THE GHOST OF CULTURE
#3 CULTURE – POWER – COMMERCE
The National Palace of Culture in Sofia opened its doors in 1981 in celebration of Bulgaria’s 1300th anniversary. The palace was initiated at the suggestion of Lyudmila Zhivkova, the daughter of the communist leader Todor Zhivkov. Instead of the planned twelve years of completion it was built in the remarkable four years in order to fulfill the desirable deadline. More steel was used than building the Eiffel tower. Numerous artists were commissioned to produce artworks aiming to last for centuries: murals, sculptures, mosaics and paintings representing the cultural and historical heritage of the State.
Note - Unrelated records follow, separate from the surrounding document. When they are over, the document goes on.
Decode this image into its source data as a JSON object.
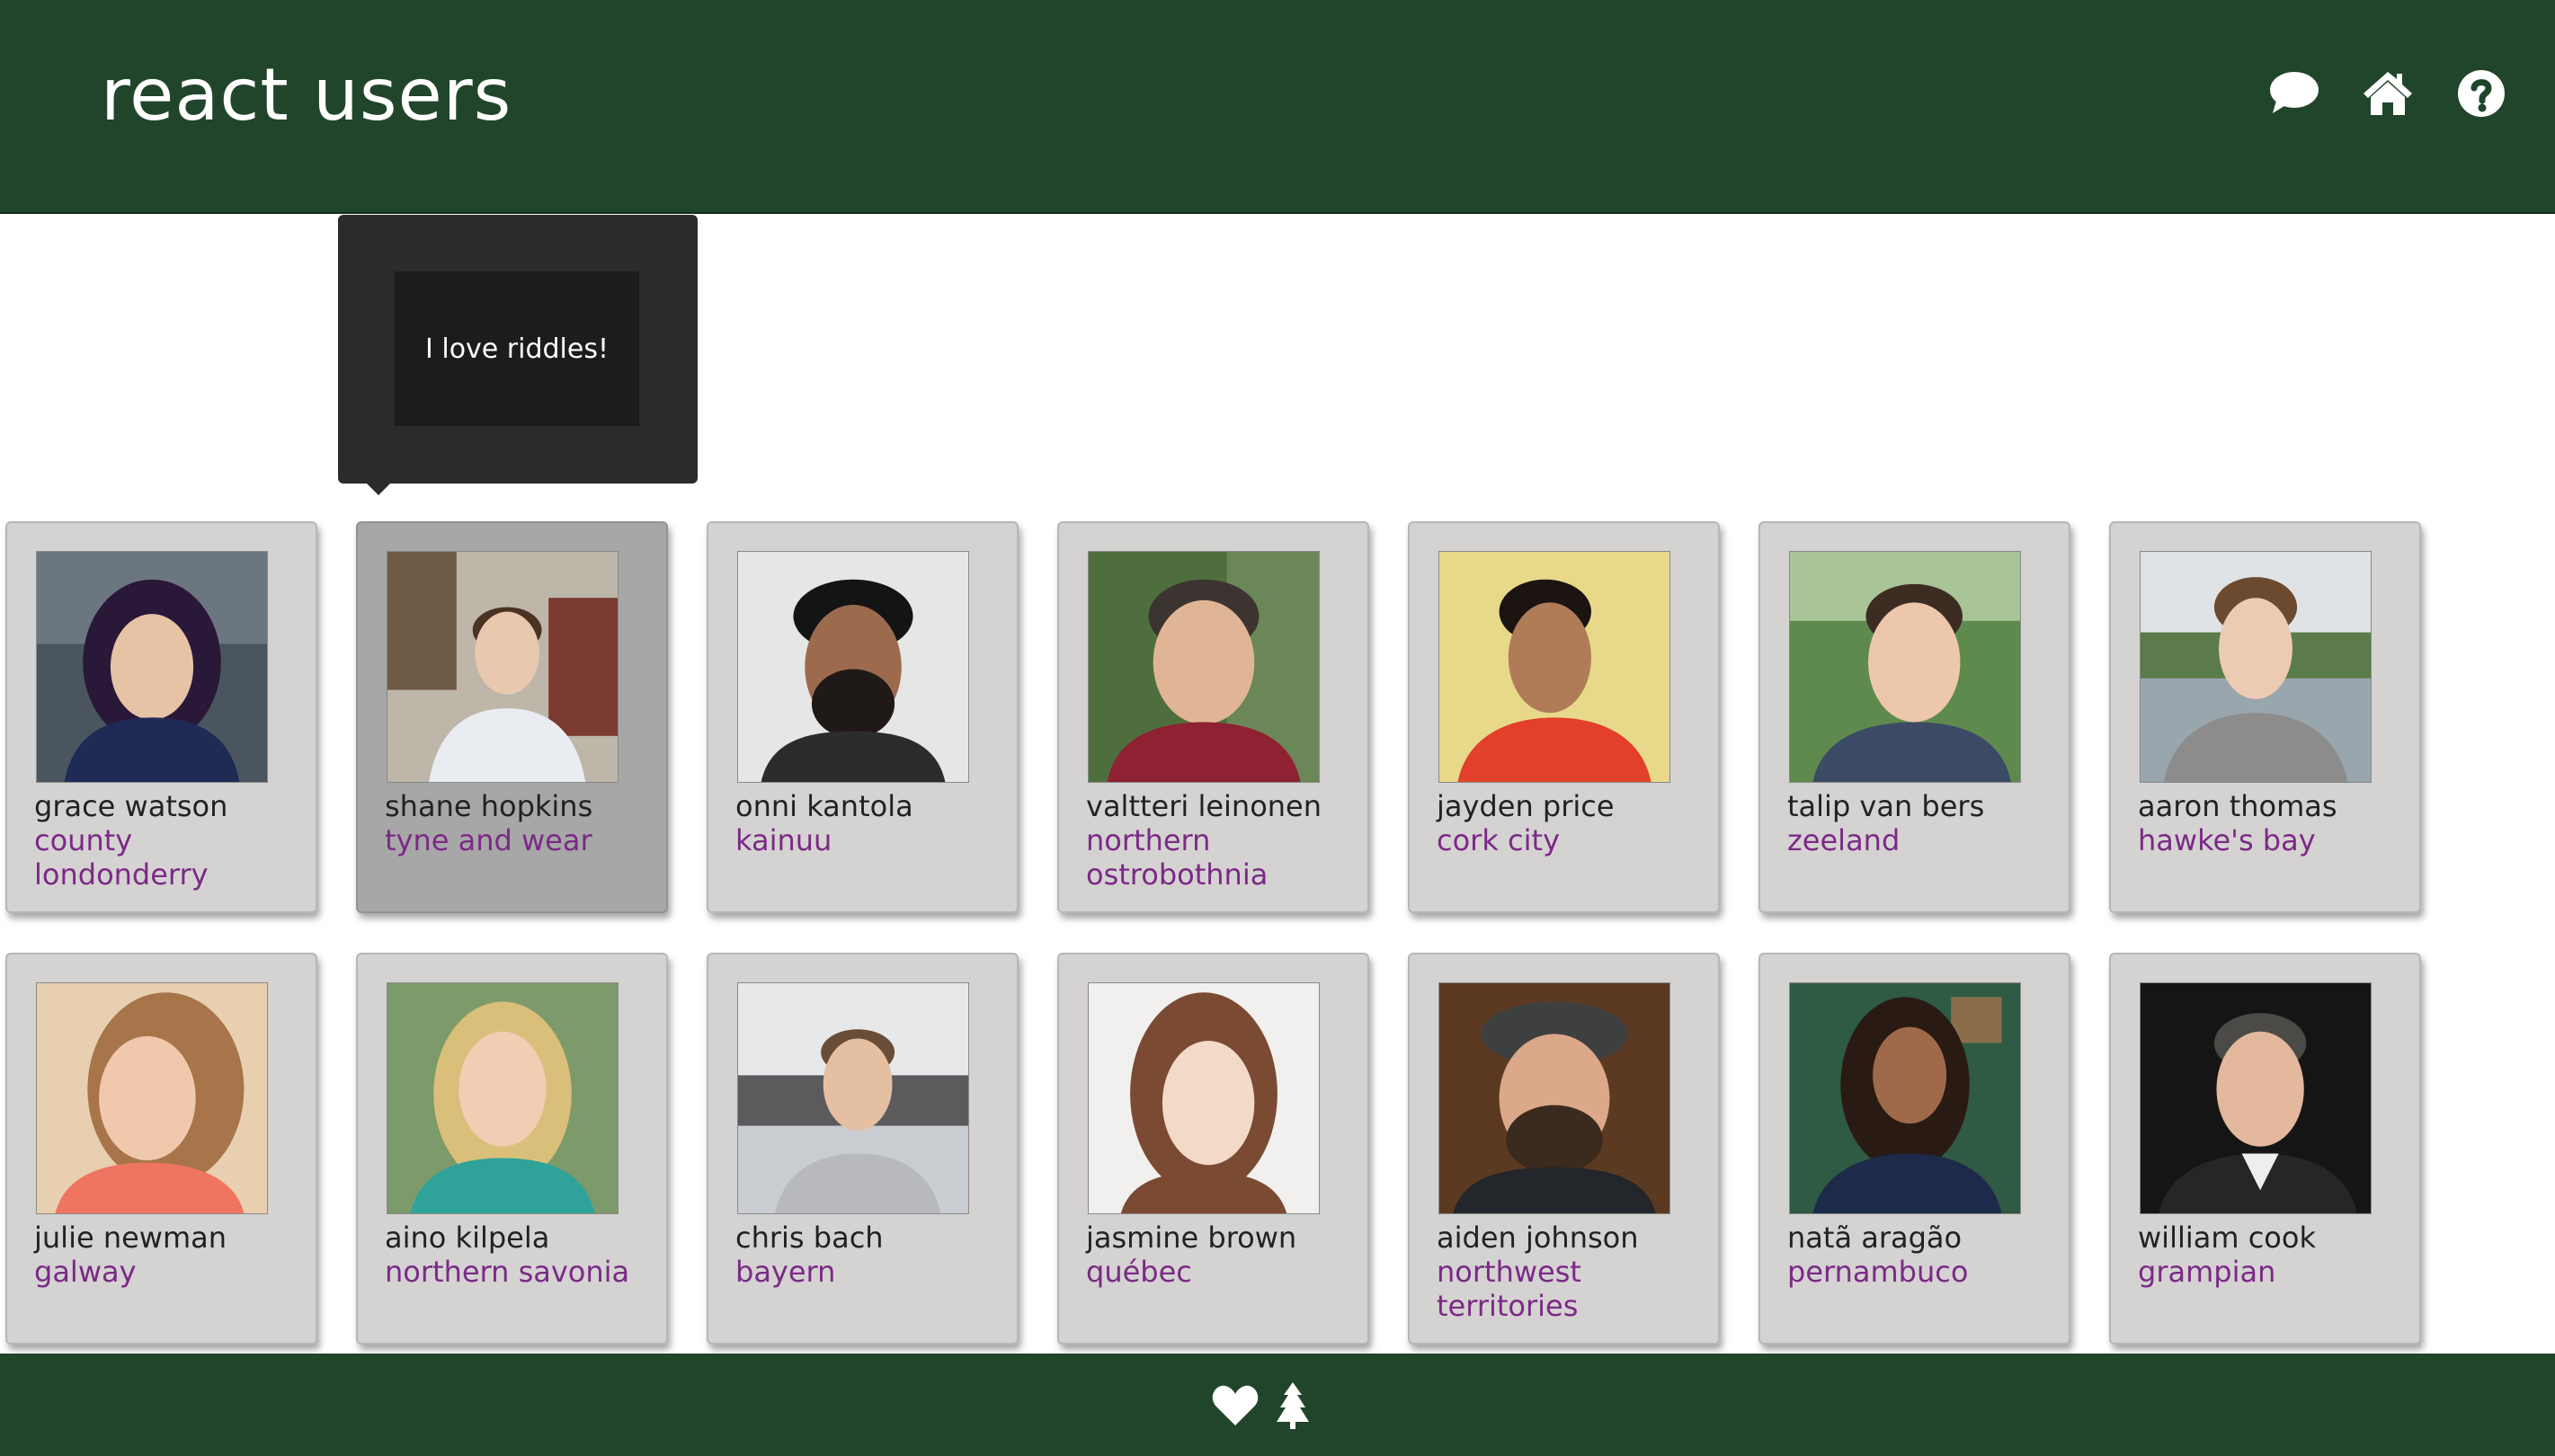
{
  "header": {
    "title": "react users",
    "icons": [
      "comment-icon",
      "home-icon",
      "help-icon"
    ],
    "background": "#21452b"
  },
  "tooltip": {
    "text": "I love riddles!"
  },
  "users": [
    {
      "name": "grace watson",
      "region": "county londonderry"
    },
    {
      "name": "shane hopkins",
      "region": "tyne and wear"
    },
    {
      "name": "onni kantola",
      "region": "kainuu"
    },
    {
      "name": "valtteri leinonen",
      "region": "northern ostrobothnia"
    },
    {
      "name": "jayden price",
      "region": "cork city"
    },
    {
      "name": "talip van bers",
      "region": "zeeland"
    },
    {
      "name": "aaron thomas",
      "region": "hawke's bay"
    },
    {
      "name": "julie newman",
      "region": "galway"
    },
    {
      "name": "aino kilpela",
      "region": "northern savonia"
    },
    {
      "name": "chris bach",
      "region": "bayern"
    },
    {
      "name": "jasmine brown",
      "region": "québec"
    },
    {
      "name": "aiden johnson",
      "region": "northwest territories"
    },
    {
      "name": "natã aragão",
      "region": "pernambuco"
    },
    {
      "name": "william cook",
      "region": "grampian"
    }
  ],
  "footer": {
    "icons": [
      "heart-icon",
      "tree-icon"
    ]
  },
  "colors": {
    "brand": "#21452b",
    "region_text": "#7b2a86",
    "card_background": "#d5d2d2",
    "card_hover": "#a7a7a7"
  }
}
The film “The Ghost of Culture” drifts between the utopian idea of a universal palace of Culture where different art forms/disciplines emerge in order to meet the needs of a larger audience. The film uses archive footage from the construction site dating back to 1977 combined with the actual opening of the palace. Buzzling actions and movement of people draw a picture of prosperity and national Socialist pride, in large.
The year is 2023 — The National Palace of Culture aka NDK — a ghost building – semiprivate semi public, where entering becomes an obstacle. The second part of the film exposes the power structure dynamics at present, when it becomes apparent that hierarchical and authoritarian principles are still in place and they serve as an active tool and treatment to both citizens and workers by the ones in supreme positions.
The documentary style of the camera captures the present state of affairs and digs into the complex narrative or redirection, or the inability to access or unmask. The movie leaves us with the shadow of both – the benefit and the doubt, of what is there to be uncovered?
Questions remain: What is the meaning /or purpose of this monument-building such as NDK nowadays, becoming a ghost itself, reminiscent of the past looking at the present?
What does it represent and who does it serve? How important is Culture in the current status quo?
director: Voin de Voin (BLG)
camera operator: Rayna Teneva
drone footage: Dimitar Yankov
video editor: Michaela Lakova
music: “Chaotic Sunrise” by Violetov General
archive footage: “National Palace of Culture celebrates 40 years”
Култура.БГ/Culture.BG, aired on 12.04.2021, Bulgarian National Television (BNT)
“Symbols of NDK”, aired on 25.02.2022, Bulgarian National Television
Commissioned by Humboldt Forum and
Financially supported by Singer-Zahariev Foundation
singer-zahariev.eu
Voin de Voin
Voin de Voin (born 1978) lives and works in Sofia. He completed his master’s degree at Das Arts – Institute of the Advance Research in the Performing Arts and his bachelor’s degree at Gerrit Rietveld Academy and also obtained a diploma from SNDO- School for New Dance Development, Amsterdam.
Since 2016 he has been running the independent art space Æther in Sofia together with Marie Civikov, with an outpost in The Hague – Æther Haga. Æther is a partner of Schloss Solitude Academy, Stuttgart, the Eastern European Networks extension and exchange program between 2018 and 2021. He also organizes and curates SAW Sofia Art Week, which has been held annually since 2016. Together with Dutch curator and educator Lisette Smith, he founded a platform for alternative education, School of Kindness, since 2020.
Voin de Voin works in various fields of visual arts, from performance to installation, incorporating his research on collective rituals and human behavior, gender studies, ancestral knowledge, psychogeography, sociology, and parapsychology. He celebrates art as activism. His work has been shown in institutional and non-institutional spaces, art fairs, performance venues, festivals, museums, public spaces, and nature around the world.
In 2023, his anti-war activities in Bulgaria confronted various civil society constructs such as marriage, prison, and media censorship. He also participated in a group exhibition in Munich organized by the Rosa Stern Art Collective, participated in the parallel program of the Kochi Biennale in India and had an exhibition at the Clearing Gallery in New York, the Macedonian Opera and Ballet in Skopje and others.